As a father how difficult is it to do this kind of movie? Do you draw on your own emotions with your child?
That’s a good question because it goes to the heart of a fundamental problem for actors. If you draw on your own experiences, certainly when it comes to being a parent, the danger is you get to the end of the day and you go, ‘It’s not working for me anymore.
I’m thinking of the death of my own child, and that’s not really doing it, because I’ve got too used to thinking about it.’
There’s a cost to that as a person, and it’s not an area you really want to go into. Yet, at the same time, you’ve got to deal with it, otherwise it’s just acting and then it’s meaningless. So it’s a tricky area.
Can you talk about the way it was shot, the longer scenes and the way the camera moved like a docudrama. Did that help you?
We’d do it and it would be very docustyle and you wouldn’t know when the camera was on you. But what was wonderful was it was like doing a play, because you’d just have to inhabit everything all the time, and you couldn’t go, ‘Oh this is my bit, I’m going to put a bit more into this.’
You just have to do the whole thing, and it certainly gives it a freshness, spontaneity and a life that you wouldn’t normally have. But it took a little while for me to get used to it.
Did you carry the emotions home with you every night, or were you able to drop them on the set?
In a way you have to do all the work beforehand, and then it doesn’t matter what the subject matter is. When you come to actually act, it’s a game, it may be a very serious game but it’s still a game, and if you lose that sense of play then I think the work suffers.
The danger can be when it’s a very heavy subject matter you feel like you have to come at it in a very heavy way, and it just dies somehow, it doesn’t live, and in order for it to be alive when you’re doing it you have to approach it as play.
In between takes [Maria and I] would chat and I think we never lost sight of what it was we were trying to do, and the seriousness of what we were trying to do, but I think with actors the biggest, heaviest things they work on are actually sometimes the most enjoyable experiences. I certainly felt that on this.

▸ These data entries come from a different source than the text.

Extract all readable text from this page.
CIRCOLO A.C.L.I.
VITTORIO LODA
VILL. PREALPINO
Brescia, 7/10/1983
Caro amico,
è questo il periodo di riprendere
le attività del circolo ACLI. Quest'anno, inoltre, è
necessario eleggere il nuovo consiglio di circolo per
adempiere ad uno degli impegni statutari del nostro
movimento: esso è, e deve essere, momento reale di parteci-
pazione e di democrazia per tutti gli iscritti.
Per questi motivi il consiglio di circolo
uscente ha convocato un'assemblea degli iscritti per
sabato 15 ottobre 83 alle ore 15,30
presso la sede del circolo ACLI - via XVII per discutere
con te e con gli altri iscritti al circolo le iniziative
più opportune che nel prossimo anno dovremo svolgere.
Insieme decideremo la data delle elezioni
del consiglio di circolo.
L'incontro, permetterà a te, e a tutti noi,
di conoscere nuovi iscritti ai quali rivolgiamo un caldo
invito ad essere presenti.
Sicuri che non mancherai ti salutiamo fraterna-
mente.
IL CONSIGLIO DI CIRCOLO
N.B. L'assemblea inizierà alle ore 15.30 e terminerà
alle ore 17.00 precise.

The film opens up and basically you’re an estranged couple, and suddenly not only does your son die but the world is against you. What did you think about that aspect of the film?
I thought it was really interesting that the film doesn’t begin with a couple who are, on the surface, happy and tragedy strikes, and then it all falls apart.
I thought it was a really interesting choice to start the film with a couple who had come to the end of the road, and then the story for me was much more about, is it possible for two people to find each other again?
The journey that they go on to do that in this is a very extreme journey, and they go into some very dark places, but ultimately that’s why I felt it was a very hopeful, positive story.
It’s about an extreme act of tragedy that happened, but stuff happens all the time that’s difficult and painful, and puts a lot a pressure on a couple, and it ultimately is about whether you can find each other again.
So I thought that was a really interesting starting point for it. They’re forced to be together, when the one thing they want to do at the beginning of the film is get away from each other, and that forces certain things to happen that maybe couldn’t have happened in the relationship before.
The emotion of grief is something we don’t often see played out in such a naturalistic way.
It’s interesting that we see death constantly. In the back of your mind spend a day going, ‘Let me see how many times I see people die today.’ Because you will see hundreds of people dying, and then ask yourself how much you actually see the grief process and the consequences and ramifications of death being played out?
It’s not much. There is something wrong there. I’m from a culture that has such a problem with death.
We seem to deal with it in quite a bizarre way, we see people being shot and killed and blown up and we find it funny and we find it sexy, but the reality of it is every day people die and people are really sad and they grieve and they go through a really difficult process.